The lawsuits were filed by attorneys for the Alliance Defending Freedom (ADF), a Christian legal group. Thomas McCormick, a longtime Vermont lawyer who works with the ADF Attorney Network, is serving as local counsel on behalf of the families and the Diocese of Burlington.

On Wednesday, the U.S. District Court for the District of Vermont entered a stipulated judgment enforcing the settlement agreement. Under the settlements, the plaintiff families who requested tuition but were wrongly denied by their school districts will be reimbursed for the tuition they paid out of pocket, ADF stated. The school districts will reimburse the plaintiff families directly; other families will have the opportunity to request reimbursement from the school districts. The state of Vermont and the school districts will also pay the families’ attorney fees, ADF said.

Vermont’s school-choice program dates to 1869. The state has barred religious schools from the program since 1999, following a state Supreme Court ruling that held that public funds may not be used to "support any place of worship” under the Vermont Constitution. The lawsuits against the state were filed more than two decades later, in 2020.

The settlements in the present cases come in light of a landmark ruling by the U.S. Supreme Court in June in the case Carson v. Makin. In that decision, the court ruled 6-3 that Maine’s policy barring students in a student-aid program from using their aid to attend “sectarian” schools violates the Free Exercise Clause of the First Amendment.

In that decision, Chief Justice John Roberts noted that having chosen to fund private schools through its aid program, Maine cannot disqualify some private schools solely because they are religious. The state “pays tuition for certain students at private schools — so long as the schools are not religious. That is discrimination against religion. A state’s antiestablishment interest does not justify enactments that exclude some members of the community from an otherwise generally available public benefit because of their religious exercise.”

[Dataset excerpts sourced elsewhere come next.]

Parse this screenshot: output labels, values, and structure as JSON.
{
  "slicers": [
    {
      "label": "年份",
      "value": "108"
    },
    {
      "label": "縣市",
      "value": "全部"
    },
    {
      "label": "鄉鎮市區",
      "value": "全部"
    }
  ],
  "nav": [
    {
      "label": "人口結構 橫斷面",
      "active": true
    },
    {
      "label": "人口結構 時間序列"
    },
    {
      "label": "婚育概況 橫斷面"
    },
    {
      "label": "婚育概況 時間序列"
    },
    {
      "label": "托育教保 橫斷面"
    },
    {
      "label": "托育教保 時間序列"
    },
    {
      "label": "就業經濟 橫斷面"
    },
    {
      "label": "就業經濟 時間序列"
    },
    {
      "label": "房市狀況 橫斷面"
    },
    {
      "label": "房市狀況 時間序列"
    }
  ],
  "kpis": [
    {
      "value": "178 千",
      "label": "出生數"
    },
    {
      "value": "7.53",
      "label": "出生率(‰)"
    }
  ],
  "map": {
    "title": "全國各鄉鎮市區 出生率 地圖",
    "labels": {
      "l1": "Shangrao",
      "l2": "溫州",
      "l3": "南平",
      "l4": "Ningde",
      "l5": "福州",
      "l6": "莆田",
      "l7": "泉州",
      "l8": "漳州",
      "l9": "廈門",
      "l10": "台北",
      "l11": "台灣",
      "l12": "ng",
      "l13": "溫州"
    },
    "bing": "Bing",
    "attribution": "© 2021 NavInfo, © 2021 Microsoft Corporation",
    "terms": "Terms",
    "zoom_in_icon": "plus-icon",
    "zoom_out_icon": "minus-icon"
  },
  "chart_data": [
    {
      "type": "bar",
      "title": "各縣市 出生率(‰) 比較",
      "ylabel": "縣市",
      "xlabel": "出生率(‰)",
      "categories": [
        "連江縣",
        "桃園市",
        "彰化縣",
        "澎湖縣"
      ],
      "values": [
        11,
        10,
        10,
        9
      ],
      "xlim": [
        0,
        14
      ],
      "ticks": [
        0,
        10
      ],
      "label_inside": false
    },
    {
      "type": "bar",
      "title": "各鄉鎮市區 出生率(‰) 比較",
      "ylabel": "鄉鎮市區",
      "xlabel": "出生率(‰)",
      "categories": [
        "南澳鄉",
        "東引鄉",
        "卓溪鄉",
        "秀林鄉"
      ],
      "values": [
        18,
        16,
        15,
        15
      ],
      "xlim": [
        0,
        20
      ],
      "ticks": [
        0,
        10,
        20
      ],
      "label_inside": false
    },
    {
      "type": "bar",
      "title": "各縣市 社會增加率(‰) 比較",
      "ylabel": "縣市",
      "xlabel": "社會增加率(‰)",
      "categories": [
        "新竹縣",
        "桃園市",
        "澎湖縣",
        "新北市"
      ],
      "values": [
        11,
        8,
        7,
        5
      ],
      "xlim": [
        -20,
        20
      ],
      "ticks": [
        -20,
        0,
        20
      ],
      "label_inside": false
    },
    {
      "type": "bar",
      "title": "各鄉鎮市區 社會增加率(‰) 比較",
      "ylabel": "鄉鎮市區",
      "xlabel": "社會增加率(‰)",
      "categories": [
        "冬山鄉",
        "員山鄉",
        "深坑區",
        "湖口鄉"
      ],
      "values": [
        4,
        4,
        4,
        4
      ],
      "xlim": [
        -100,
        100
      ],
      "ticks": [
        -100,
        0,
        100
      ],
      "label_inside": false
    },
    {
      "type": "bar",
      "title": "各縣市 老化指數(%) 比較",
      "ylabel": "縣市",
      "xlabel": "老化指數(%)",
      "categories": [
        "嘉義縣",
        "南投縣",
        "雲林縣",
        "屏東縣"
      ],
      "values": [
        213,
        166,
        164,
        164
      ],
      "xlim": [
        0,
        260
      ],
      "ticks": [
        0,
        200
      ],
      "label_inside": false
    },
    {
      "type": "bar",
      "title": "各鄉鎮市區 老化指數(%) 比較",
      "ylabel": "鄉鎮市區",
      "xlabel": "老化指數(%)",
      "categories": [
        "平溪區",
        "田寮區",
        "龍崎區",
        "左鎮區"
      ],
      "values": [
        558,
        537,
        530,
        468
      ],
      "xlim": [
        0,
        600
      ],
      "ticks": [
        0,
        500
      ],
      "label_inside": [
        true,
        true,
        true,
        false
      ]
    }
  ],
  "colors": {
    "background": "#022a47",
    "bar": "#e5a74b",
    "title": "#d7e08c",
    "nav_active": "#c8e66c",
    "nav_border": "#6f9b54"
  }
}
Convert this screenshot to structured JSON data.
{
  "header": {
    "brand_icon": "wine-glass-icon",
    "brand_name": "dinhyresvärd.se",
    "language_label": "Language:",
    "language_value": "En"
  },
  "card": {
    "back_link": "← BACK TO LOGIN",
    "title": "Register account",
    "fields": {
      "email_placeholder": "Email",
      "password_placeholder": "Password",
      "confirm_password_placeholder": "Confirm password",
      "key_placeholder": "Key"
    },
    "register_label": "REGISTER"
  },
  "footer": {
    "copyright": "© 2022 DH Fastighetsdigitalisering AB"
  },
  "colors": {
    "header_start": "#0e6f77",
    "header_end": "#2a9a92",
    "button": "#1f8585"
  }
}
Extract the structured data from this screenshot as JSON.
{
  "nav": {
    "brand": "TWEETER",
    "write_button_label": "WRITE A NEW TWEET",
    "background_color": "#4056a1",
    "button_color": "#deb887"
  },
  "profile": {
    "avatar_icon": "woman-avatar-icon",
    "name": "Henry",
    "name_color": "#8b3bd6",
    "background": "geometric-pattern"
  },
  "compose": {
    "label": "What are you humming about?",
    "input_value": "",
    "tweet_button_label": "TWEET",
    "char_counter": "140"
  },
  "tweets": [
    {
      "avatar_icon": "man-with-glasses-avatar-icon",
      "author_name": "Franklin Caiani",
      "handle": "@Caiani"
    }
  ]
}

Other recent cases before the Supreme Court have led to favorable results for advocates of school choice. In its June 2020 decision Espinoza v. Montana Department of Revenue, the court struck down as a violation of the Free Exercise Clause a state scholarship program that excluded religious schools. And in 2017, the court found in Trinity Lutheran Church of Columbia, Inc. v. Comer that a church-owned playground can be eligible for a public-benefit program.